Catch the foxes for us,
The little foxes,
That ruin the vineyards
While our vineyards are in blossom.
— Song of Songs 2:14-15

As those who love the Lord, we must realize that our “countenance” and our “voice” are indeed so sweet to Him! He longs for us to spend time with Him in real fellowship, so that He may “see our countenance” and “hear our voice!”

On the cross Christ accomplished the great work of redemption so that we could be brought back to Him. However, He leaves to us the work of “catching the little foxes” that do so much to spoil our fellowship, and surely one of these is our being distracted by the various influences the world seeks to put into our mind.

A Place for God’s Speaking

So, “the City of the Book” must be captured. This means that our reading and all the other influences we allow to act upon our mind must, through our application of the cross of Christ, come under the authority of the Spirit (cf. Rom. 8:13).

How crucial this is for our spiritual development and service to the Lord! After Kirjath-sepher was captured its name was changed to “Debir.” This name means “Speaker,” “Sanctuary,” or “Oracle,” and is closely related to the word that is used to refer to the Holy of Holies, the inner sanctuary, in the temple of Solomon.

So at this point, when our reading and all the things we take into our mind are under the authority of the Spirit, our mind will no longer be shaped by the things of the world; rather, it will become a sanctuary for God’s speaking, and the things we take in will become His “oracle,” His speaking to us.

In fact, this city, which before had been occupied by a hostile race, eventually became a priestly city (Josh. 21:15). Therefore, we see in it a very good picture of the spiritual warfare that issues in our being transformed by the renewing of the mind:

And do not be fashioned according to this age, but be transformed by the renewing of the mind that you may prove what the will of God is, that which is good
and well pleasing and perfect.
— Romans 12:2

The History of Othniel

And what of Othniel, the one who captured the city? He is surely an inspiration for us today. Although the meaning of his name is not definite, some feel it means “Lion of God” (William Smith, Easton); another translates it as “Seasonable Speaking of God” (J.B. Jackson). If we deal with ourselves so that we do not take in the things of the world, but are instead feeding on God’s word, we will become a lion for God (cf. Rev. 5:5), and one who can speak His word in the appropriate time and manner. How the church needs such ones in this time!

Moreover, the Bible makes it clear that when all Israel forsook the Lord, Othniel remained faithful to Him, and thus the Lord had a way to turn His people back to Himself. At the beginning of the book of Judges we read:

The people served the Lord all the days of Joshua, and all the days of the elders who outlived Joshua, who had seen all the great works of the Lord which He had done for Israel….When all that generation had been gathered to their fathers, another generation arose after them who did not know the Lord nor the work which He had done for Israel.
— Judges 2:7, 10

Soon after, the children of Israel “forgot the Lord their God, and served the Baal’s and Asherahs,” and thus the Lord gave them into the hand of a foreign king. When they cried out to God, the Lord raised up Othniel to deliver them, and “the Spirit of the Lord came upon him.” He defeated the foreign king, and thus the land had rest for 40 years (Jdg. 3:7-11).

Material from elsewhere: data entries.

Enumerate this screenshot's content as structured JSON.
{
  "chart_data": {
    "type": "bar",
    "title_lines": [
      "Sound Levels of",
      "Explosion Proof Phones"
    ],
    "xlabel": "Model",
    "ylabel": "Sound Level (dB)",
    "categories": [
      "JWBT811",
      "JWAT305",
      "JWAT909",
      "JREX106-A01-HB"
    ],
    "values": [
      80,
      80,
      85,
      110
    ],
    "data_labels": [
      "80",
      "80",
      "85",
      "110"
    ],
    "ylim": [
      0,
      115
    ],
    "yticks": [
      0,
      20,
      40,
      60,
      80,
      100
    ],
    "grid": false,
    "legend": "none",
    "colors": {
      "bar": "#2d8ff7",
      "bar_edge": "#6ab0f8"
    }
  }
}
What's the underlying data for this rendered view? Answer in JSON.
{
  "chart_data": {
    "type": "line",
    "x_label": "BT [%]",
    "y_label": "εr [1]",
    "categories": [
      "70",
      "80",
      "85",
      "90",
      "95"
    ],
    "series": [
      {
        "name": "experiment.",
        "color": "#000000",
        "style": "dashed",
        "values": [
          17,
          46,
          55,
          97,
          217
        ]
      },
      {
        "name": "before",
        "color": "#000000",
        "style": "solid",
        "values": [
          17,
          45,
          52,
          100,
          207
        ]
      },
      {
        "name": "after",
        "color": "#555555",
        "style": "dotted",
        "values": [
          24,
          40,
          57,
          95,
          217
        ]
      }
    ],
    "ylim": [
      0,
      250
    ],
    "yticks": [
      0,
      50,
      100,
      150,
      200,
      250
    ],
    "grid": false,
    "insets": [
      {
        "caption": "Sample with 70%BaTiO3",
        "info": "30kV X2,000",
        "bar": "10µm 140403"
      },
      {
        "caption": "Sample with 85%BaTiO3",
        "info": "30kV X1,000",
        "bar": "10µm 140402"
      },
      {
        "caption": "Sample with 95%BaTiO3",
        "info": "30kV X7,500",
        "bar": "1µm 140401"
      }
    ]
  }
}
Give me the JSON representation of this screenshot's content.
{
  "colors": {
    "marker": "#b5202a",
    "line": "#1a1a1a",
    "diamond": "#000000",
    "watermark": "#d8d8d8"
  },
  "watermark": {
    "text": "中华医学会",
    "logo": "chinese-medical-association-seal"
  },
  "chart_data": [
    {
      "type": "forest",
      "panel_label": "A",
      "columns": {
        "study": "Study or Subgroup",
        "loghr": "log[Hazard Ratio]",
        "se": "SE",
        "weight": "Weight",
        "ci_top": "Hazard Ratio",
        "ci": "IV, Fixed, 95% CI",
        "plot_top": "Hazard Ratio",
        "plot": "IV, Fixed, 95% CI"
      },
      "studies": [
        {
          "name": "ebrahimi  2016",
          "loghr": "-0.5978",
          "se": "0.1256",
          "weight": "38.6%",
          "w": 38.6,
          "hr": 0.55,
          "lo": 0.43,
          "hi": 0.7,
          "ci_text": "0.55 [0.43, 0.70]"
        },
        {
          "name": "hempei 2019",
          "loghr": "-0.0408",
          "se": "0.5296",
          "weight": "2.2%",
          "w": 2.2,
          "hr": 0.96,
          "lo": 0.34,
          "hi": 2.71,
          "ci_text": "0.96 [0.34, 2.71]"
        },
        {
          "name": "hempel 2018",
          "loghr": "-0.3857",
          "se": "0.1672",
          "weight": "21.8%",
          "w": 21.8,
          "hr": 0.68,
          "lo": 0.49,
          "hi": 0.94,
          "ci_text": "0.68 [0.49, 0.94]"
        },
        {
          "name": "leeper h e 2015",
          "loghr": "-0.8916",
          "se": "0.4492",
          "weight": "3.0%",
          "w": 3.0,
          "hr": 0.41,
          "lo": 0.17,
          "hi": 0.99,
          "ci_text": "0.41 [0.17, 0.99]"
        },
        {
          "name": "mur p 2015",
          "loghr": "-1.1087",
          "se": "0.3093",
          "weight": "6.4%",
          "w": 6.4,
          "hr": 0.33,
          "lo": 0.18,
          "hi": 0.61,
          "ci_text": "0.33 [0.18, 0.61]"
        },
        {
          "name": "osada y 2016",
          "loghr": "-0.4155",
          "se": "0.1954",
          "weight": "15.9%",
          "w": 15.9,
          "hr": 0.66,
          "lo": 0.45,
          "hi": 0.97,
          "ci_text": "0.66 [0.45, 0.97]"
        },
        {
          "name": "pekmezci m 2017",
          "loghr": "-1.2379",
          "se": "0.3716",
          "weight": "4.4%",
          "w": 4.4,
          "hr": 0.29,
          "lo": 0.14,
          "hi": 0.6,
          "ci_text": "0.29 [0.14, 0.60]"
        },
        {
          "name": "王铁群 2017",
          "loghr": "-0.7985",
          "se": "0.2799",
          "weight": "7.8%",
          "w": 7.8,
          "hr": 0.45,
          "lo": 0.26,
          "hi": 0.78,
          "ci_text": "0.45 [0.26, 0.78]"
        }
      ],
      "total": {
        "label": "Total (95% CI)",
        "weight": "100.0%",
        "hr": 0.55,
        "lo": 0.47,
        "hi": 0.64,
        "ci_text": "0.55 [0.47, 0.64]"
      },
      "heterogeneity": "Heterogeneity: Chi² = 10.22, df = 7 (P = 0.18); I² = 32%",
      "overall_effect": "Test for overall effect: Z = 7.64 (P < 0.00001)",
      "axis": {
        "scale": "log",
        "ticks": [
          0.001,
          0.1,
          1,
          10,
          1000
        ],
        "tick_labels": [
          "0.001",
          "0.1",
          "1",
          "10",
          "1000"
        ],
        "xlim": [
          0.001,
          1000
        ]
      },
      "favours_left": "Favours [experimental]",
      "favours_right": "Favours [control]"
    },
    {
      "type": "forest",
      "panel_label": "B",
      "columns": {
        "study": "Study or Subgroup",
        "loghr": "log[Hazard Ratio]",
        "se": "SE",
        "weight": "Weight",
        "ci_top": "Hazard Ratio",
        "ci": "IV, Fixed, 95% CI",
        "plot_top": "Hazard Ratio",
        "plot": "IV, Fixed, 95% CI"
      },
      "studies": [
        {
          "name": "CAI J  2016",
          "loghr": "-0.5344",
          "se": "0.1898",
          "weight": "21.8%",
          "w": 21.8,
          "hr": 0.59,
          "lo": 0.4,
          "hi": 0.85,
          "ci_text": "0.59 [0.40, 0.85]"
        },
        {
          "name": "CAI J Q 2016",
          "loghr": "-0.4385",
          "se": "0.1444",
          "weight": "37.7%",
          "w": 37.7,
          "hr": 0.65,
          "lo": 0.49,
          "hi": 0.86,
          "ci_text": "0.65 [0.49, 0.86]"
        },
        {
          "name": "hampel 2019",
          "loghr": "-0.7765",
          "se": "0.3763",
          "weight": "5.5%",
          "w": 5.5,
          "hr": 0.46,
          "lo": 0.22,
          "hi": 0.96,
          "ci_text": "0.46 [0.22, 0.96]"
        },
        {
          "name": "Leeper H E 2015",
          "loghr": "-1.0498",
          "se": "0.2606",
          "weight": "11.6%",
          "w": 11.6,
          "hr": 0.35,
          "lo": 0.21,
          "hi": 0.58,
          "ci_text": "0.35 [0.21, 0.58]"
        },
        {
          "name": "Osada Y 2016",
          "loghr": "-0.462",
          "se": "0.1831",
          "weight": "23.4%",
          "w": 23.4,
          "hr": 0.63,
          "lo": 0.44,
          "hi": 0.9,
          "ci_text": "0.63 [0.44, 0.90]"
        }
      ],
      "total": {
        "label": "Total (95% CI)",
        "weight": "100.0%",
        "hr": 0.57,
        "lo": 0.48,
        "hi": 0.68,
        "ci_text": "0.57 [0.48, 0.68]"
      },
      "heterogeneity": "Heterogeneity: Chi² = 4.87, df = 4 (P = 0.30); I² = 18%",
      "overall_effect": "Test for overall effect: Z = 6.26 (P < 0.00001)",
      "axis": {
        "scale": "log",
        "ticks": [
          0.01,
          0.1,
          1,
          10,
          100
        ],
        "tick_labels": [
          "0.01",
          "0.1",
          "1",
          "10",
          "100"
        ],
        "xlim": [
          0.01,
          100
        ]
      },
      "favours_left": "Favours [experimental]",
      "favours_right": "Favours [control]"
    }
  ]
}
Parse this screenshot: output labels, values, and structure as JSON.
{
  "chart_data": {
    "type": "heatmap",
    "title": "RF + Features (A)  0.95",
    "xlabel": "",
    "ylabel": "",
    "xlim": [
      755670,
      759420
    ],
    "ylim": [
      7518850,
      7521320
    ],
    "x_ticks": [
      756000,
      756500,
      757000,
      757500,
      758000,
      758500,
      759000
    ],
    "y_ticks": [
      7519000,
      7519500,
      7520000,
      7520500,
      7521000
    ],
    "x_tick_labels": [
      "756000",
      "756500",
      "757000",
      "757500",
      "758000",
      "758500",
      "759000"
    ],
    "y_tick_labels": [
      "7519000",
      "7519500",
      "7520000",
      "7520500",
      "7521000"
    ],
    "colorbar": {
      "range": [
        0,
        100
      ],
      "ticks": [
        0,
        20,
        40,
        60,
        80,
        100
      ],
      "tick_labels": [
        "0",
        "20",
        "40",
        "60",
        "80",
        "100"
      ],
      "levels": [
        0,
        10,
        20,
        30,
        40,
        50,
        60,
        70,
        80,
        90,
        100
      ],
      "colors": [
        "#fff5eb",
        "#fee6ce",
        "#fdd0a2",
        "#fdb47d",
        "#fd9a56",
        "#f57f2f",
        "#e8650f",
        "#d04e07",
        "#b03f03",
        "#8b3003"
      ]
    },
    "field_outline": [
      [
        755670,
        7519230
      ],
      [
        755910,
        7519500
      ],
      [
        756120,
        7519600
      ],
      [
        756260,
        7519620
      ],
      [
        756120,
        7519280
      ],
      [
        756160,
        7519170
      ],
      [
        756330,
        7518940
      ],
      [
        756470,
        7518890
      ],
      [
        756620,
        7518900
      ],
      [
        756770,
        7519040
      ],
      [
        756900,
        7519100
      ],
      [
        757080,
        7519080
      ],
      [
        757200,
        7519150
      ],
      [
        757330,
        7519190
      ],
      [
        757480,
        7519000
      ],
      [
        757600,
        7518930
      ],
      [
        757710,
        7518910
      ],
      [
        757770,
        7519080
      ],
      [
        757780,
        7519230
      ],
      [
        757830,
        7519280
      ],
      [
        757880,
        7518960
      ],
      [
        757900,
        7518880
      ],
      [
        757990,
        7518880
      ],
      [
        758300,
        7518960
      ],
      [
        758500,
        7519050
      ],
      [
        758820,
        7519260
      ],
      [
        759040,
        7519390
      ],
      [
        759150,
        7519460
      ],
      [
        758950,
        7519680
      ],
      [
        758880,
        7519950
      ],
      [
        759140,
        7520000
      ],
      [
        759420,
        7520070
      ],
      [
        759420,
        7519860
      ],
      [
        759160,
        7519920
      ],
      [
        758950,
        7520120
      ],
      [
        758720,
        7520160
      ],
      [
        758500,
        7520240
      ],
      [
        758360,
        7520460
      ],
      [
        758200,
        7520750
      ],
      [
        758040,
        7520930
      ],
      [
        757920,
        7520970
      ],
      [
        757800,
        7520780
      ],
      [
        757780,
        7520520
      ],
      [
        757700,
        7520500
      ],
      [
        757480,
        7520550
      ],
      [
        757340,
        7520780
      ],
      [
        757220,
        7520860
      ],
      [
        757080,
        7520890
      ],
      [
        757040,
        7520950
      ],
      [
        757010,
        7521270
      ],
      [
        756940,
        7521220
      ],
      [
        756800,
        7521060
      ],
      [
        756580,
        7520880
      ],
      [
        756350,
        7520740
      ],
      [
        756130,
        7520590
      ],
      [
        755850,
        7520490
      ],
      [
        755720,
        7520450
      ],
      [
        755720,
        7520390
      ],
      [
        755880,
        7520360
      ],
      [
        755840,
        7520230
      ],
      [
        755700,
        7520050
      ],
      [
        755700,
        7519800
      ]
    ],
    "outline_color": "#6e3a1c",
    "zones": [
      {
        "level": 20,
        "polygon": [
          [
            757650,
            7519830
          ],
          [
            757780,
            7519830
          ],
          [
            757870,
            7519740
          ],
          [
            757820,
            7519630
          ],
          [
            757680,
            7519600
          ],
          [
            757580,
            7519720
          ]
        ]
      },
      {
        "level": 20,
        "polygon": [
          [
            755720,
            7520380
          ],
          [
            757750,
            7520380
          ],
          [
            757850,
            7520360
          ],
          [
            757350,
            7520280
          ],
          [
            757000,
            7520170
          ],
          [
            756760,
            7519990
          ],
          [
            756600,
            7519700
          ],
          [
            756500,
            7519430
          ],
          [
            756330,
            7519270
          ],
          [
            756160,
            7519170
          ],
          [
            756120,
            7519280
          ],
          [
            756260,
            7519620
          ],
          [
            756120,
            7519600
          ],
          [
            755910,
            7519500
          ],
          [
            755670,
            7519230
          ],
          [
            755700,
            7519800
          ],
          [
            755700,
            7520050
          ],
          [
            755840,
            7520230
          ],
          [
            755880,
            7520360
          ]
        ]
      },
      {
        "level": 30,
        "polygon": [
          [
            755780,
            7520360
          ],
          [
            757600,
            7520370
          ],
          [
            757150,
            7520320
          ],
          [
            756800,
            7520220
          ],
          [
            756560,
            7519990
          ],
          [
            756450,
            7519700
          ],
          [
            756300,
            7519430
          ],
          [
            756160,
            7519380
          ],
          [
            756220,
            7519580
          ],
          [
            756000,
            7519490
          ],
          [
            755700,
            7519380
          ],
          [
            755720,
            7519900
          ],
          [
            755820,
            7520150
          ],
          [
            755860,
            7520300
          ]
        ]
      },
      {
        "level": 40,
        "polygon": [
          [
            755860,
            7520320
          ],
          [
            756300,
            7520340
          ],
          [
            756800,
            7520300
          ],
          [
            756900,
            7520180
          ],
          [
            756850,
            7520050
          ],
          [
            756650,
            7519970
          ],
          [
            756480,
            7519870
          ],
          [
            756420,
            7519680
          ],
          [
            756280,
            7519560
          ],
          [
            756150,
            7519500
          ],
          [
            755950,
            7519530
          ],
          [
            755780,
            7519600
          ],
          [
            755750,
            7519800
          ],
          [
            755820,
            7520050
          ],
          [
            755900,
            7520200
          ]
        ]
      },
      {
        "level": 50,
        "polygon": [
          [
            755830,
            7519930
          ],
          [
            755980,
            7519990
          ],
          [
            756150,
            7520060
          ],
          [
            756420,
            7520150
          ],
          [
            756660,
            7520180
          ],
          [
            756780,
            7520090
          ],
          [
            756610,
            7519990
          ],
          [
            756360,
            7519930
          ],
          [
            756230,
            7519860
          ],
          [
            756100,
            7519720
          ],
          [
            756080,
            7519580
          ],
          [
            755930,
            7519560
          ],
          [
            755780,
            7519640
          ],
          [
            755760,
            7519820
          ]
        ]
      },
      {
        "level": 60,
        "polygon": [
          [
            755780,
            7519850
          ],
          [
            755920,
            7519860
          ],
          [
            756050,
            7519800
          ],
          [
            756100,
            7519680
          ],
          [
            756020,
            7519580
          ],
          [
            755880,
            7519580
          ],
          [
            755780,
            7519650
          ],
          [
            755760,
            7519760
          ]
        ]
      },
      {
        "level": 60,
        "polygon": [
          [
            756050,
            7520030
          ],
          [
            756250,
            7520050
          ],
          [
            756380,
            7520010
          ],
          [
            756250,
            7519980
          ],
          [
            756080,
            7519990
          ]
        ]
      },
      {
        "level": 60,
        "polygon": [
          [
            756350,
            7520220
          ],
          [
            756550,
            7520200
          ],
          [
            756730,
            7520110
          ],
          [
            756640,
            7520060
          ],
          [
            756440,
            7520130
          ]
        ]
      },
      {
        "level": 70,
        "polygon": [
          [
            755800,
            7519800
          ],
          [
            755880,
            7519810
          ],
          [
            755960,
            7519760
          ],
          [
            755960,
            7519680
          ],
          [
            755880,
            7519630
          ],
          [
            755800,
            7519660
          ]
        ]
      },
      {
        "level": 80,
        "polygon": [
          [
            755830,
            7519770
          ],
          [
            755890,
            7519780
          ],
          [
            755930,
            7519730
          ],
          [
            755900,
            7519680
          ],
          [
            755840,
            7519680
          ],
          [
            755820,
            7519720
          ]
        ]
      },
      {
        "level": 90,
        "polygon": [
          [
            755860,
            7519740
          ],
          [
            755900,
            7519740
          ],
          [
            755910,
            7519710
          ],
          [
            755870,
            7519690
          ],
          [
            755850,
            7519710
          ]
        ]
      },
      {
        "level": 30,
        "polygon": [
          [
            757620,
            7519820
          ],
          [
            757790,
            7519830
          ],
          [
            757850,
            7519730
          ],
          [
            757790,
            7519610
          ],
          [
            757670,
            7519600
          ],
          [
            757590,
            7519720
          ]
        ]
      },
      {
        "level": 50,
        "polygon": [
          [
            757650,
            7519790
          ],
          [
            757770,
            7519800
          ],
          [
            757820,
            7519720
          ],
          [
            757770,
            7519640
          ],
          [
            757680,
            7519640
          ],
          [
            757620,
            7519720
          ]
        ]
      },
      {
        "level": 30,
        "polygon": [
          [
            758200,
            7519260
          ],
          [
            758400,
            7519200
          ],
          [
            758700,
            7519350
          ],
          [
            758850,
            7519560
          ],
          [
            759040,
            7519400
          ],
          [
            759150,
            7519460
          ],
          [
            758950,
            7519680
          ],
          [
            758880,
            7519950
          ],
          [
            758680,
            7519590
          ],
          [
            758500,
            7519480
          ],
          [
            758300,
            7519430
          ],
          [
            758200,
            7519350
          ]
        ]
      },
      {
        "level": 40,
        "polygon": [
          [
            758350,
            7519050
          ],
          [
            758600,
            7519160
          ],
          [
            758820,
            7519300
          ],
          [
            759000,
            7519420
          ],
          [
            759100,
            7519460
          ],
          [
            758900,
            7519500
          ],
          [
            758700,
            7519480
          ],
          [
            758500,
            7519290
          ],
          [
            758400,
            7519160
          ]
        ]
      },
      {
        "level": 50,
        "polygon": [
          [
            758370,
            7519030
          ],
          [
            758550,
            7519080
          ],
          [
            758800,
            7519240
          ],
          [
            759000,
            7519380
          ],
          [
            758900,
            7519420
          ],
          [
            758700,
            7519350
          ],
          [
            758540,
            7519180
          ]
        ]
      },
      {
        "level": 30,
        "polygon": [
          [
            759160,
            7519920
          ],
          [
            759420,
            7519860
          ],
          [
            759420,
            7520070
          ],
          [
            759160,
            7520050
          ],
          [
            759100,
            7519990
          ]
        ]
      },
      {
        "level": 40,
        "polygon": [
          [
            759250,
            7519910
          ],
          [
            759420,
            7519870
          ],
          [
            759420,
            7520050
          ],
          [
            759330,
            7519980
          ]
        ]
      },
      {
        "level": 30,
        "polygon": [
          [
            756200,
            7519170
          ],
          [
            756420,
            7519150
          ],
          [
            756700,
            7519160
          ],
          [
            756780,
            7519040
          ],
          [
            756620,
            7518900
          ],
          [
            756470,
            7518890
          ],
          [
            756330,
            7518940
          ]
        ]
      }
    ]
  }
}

Like the other Israelites of his generation, Othniel had not seen for himself the great works the Lord had done for Israel in the wilderness. However, he appears to have been one who was strong in faith and in the word of God—no doubt, he was blessed in this regard by coming from a very positive family within Israel—and so he remained faithful to the Lord. What a positive pattern for young believers today!

May the Lord gain many of His believers in our day to be such ones! And may we exercise ourselves unto godliness (1 Tim. 4:7) so that we are not contaminated by the world, but rather nourished by God’s word, to serve God in a living way to establish His testimony on the earth.